Montclair, NJ – Thirty years after the Undoing Racism Team of the Unitarian Universalist Congregation at Montclair (UUCM) first brought trainers from the People’s Institute for Survival and Beyond to address systemic and institutional racism, the work continues with a presentation by the authors of Deconstructing Racism; A Path Toward Lasting Change. Barbara Crain Major and Joseph Barndt, expert trainers from PISAB, will discuss their work and its lasting impact. The book signing is set for February 8, from 7 – 8 pm in person at the Unitarian Universalist Congregation at Montclair, 67 Church Street, Montclair and via Zoom. To register, please follow this link: https://tinyurl.com/UUCMURTBCM
Wendy McNeil, a member of UUCM and Chair of the Undoing Racism Education Team that organized the event, states: “ It’s an honor to help introduce this important book to our community. It continues UUCM‘s activism in antiracist work to address systemic and institutional racism and by building coalitions in our area. The presentation of these two outstanding racial justice thought leaders ties in with our recent efforts promoting reproductive justice; encouraging the passage of legislation to create a reparations taskforce; and in saving the Howe House, one of the oldest homes in New Jersey that was once owned by James Howe, a formerly enslaved Montclair resident.”

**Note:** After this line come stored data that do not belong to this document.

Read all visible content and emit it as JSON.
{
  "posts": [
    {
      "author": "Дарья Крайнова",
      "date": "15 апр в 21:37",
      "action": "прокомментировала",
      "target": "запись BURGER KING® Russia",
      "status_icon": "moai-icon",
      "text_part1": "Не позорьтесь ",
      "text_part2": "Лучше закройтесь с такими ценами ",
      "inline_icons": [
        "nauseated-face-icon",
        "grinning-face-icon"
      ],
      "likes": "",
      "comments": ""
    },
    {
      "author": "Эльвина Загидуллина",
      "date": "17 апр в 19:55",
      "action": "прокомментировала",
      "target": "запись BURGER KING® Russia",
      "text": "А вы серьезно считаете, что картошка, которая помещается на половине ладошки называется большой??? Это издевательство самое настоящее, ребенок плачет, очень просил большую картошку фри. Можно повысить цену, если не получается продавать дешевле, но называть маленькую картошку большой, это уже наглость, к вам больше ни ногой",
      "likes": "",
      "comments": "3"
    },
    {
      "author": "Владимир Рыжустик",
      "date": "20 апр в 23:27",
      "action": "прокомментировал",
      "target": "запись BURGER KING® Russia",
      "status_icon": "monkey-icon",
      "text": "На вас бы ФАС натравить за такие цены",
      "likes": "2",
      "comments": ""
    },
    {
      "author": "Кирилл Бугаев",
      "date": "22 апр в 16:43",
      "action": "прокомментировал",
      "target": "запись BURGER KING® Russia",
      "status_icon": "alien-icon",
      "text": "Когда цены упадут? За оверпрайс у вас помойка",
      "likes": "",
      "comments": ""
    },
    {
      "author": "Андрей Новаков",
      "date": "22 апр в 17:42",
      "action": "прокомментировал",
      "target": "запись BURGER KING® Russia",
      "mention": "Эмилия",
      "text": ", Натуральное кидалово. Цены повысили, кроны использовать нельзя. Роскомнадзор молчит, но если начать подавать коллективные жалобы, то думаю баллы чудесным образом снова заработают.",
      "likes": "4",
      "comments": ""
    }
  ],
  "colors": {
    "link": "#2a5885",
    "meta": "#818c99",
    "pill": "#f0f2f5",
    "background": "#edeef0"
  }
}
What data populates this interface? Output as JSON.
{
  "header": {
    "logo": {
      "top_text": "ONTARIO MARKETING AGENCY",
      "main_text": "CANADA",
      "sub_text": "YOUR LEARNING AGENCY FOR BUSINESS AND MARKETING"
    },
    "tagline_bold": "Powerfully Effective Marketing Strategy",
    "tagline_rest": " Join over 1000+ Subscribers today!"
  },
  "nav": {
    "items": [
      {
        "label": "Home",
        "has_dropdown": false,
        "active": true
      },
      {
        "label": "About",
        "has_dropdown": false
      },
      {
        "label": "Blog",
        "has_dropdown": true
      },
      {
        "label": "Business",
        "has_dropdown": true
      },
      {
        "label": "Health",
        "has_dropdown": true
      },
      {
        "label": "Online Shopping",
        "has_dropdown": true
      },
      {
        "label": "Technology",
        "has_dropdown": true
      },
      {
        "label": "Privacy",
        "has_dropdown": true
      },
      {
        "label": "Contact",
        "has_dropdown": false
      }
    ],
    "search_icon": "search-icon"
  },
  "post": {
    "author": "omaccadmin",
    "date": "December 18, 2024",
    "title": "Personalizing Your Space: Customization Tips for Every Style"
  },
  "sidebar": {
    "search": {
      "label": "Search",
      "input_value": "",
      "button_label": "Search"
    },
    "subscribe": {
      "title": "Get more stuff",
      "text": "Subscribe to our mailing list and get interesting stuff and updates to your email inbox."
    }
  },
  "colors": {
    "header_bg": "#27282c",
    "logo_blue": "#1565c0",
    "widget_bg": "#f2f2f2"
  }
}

UUCM has a long history of working with the People’s Institute for Survival and Beyond (PISAB).
Margot Sage-EL, owner of Watchung Booksellers, remembers attending that first PISAB training offered at UUCM, then known as the Unitarian Universalist Church of Montclair: “The PISAB Undoing Racism and Community Organizing Workshop was one of the most consequential programs I ever attended. The timeline of America’s racial history, the group sharing of personal stories and the work to develop constructive rebuilding has guided my work and purpose over the last 30 years.”
Barbara Crain Major and Joseph Barndt together bring ninety years of experience as community organizers, teachers, and anti-racism trainers in community and church settings to this book. In Deconstructing Racism, they propose the deconstruction of racism’s roots within systems and institutions that have been created, both structurally and legally, to serve white people. The authors state that the deconstruction of racism can only take place through the reconstruction of our institutions.
The authors seek to unmask racism and the invisible patterns that keep it in place. There is no quick fix, but they believe racism can be deconstructed and undone. In order to do this, they identify and address race-based identity, history, and cultural issues rooted in current systems.
The books’ chapters address societal systems and provide anti-racism strategies for community organizers and the racism rooted in faith-based institutions. A final chapter outlines a way forward to and through a new era of anti-racist reconstruction. This way forward includes a new anti-racist mission statement, a new model of decision-making power, and new processes for accountability.
The evening will be moderated by Marta Esquilin, Associate Dean of the Honors Living Learning Community at Rutgers Newark, and a diversity, equity, and inclusion consultant.